Adam is a stochastic optimization algorithm that maintains exponentially decaying averages of past gradients (first moment) and past squared gradients (second moment), applies bias correction to those estimates, and uses their ratio to adaptively scale parameter updates, yielding stable and often fast convergence for deep models.
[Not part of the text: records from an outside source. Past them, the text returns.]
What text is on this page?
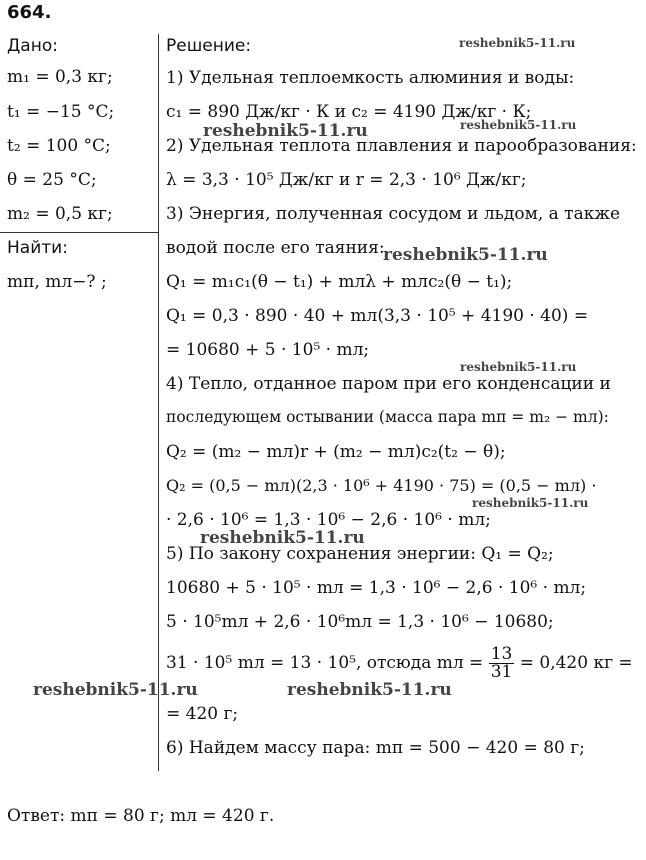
664.
Дано:
m₁ = 0,3 кг;
t₁ = −15 °C;
t₂ = 100 °C;
θ = 25 °C;
m₂ = 0,5 кг;
Найти:
mп, mл−? ;
Решение:
1) Удельная теплоемкость алюминия и воды:
c₁ = 890 Дж/кг · К и c₂ = 4190 Дж/кг · К;
2) Удельная теплота плавления и парообразования:
λ = 3,3 · 10⁵ Дж/кг и r = 2,3 · 10⁶ Дж/кг;
3) Энергия, полученная сосудом и льдом, а также
водой после его таяния:
Q₁ = m₁c₁(θ − t₁) + mлλ + mлc₂(θ − t₁);
Q₁ = 0,3 · 890 · 40 + mл(3,3 · 10⁵ + 4190 · 40) =
= 10680 + 5 · 10⁵ · mл;
4) Тепло, отданное паром при его конденсации и
последующем остывании (масса пара mп = m₂ − mл):
Q₂ = (m₂ − mл)r + (m₂ − mл)c₂(t₂ − θ);
Q₂ = (0,5 − mл)(2,3 · 10⁶ + 4190 · 75) = (0,5 − mл) ·
· 2,6 · 10⁶ = 1,3 · 10⁶ − 2,6 · 10⁶ · mл;
5) По закону сохранения энергии: Q₁ = Q₂;
10680 + 5 · 10⁵ · mл = 1,3 · 10⁶ − 2,6 · 10⁶ · mл;
5 · 10⁵mл + 2,6 · 10⁶mл = 1,3 · 10⁶ − 10680;
31 · 10⁵ mл = 13 · 10⁵, отсюда mл = $\frac{13}{31} = 0,420$ кг =
= 420 г;
6) Найдем массу пара: mп = 500 − 420 = 80 г;
Ответ: mп = 80 г; mл = 420 г.
reshebnik5-11.ru
reshebnik5-11.ru	reshebnik5-11.ru
reshebnik5-11.ru
reshebnik5-11.ru
reshebnik5-11.ru
reshebnik5-11.ru
reshebnik5-11.ru	reshebnik5-11.ru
At an expert level, Adam computes m_t = β1 m_{t-1} + (1−β1) g_t and v_t = β2 v_{t-1} + (1−β2) g_t^2 for gradient g_t, applies bias corrections m̂t = m_t/(1−β1^t), v̂_t = v_t/(1−β2^t), and updates parameters with θ{t+1} = θ_t − α · m̂_t / (√(v̂_t) + ε). This combination merges ideas from momentum and RMSprop: momentum smooths and accelerates along consistent gradient directions, while per-parameter second-moment scaling normalizes steps by recent gradient variance. Default hyperparameters (α ≈ 1e−3, β1 = 0.9, β2 = 0.999, ε = 1e−8) have proven robust across architectures, making Adam a common default in ML (Machine Learning) workflows for CNNs, RNNs and Transformers. Practical considerations include the doubled memory footprint (storing m and v), sensitivity to hyperparameter tuning (especially learning rate and weight decay), and known theoretical pitfalls (non-convergence in some convex settings and occasional worse generalization compared to SGD with momentum). These issues motivated variants and fixes—AdamW (decoupled weight decay), AMSGrad (convergence guarantees), Adamax and Nadam (Nesterov-style variant)—and best practices such as learning-rate warmup and decoupled regularization when training large-scale deep models.
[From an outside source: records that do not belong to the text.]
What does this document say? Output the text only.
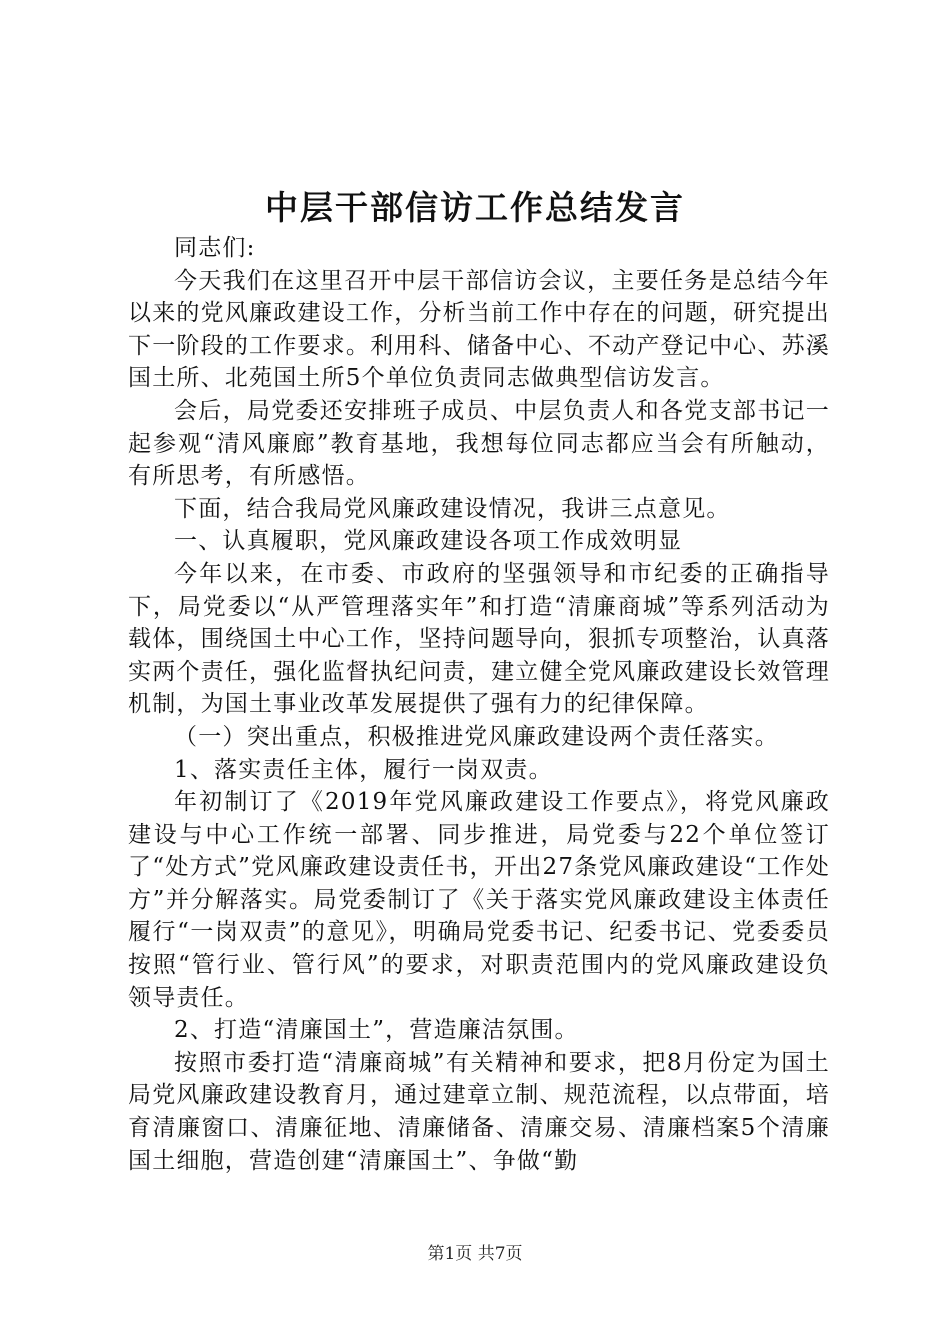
中层干部信访工作总结发言

同志们:

今天我们在这里召开中层干部信访会议，主要任务是总结今年以来的党风廉政建设工作，分析当前工作中存在的问题，研究提出下一阶段的工作要求。利用科、储备中心、不动产登记中心、苏溪国土所、北苑国土所5个单位负责同志做典型信访发言。

会后，局党委还安排班子成员、中层负责人和各党支部书记一起参观“清风廉廊”教育基地，我想每位同志都应当会有所触动，有所思考，有所感悟。

下面，结合我局党风廉政建设情况，我讲三点意见。

一、认真履职，党风廉政建设各项工作成效明显

今年以来，在市委、市政府的坚强领导和市纪委的正确指导下，局党委以“从严管理落实年”和打造“清廉商城”等系列活动为载体，围绕国土中心工作，坚持问题导向，狠抓专项整治，认真落实两个责任，强化监督执纪问责，建立健全党风廉政建设长效管理机制，为国土事业改革发展提供了强有力的纪律保障。

（一）突出重点，积极推进党风廉政建设两个责任落实。

1、落实责任主体，履行一岗双责。

年初制订了《2019年党风廉政建设工作要点》，将党风廉政建设与中心工作统一部署、同步推进，局党委与22个单位签订了“处方式”党风廉政建设责任书，开出27条党风廉政建设“工作处方”并分解落实。局党委制订了《关于落实党风廉政建设主体责任履行“一岗双责”的意见》，明确局党委书记、纪委书记、党委委员按照“管行业、管行风”的要求，对职责范围内的党风廉政建设负领导责任。

2、打造“清廉国土”，营造廉洁氛围。

按照市委打造“清廉商城”有关精神和要求，把8月份定为国土局党风廉政建设教育月，通过建章立制、规范流程，以点带面，培育清廉窗口、清廉征地、清廉储备、清廉交易、清廉档案5个清廉国土细胞，营造创建“清廉国土”、争做“勤

第1页 共7页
First published in 2014 and rapidly adopted within 2014–2016 as deep learning frameworks standardized training pipelines, Adam became a default optimizer in many ML projects and libraries.

Key contributors include Diederik P. Kingma and Jimmy Ba (originators, "Adam: A Method for Stochastic Optimization"); subsequent important work addressing theory and practical fixes by Sashank J. Reddi, Satyen Kale, and Sanjiv Kumar (AMSGrad); Ilya Loshchilov and Frank Hutter (AdamW and related empirical insights); and contributors of variants such as Nadam (incorporating Nesterov momentum). Major ML framework teams (TensorFlow, PyTorch) and the broader deep learning community were instrumental in popularizing and iterating on Adam in practice.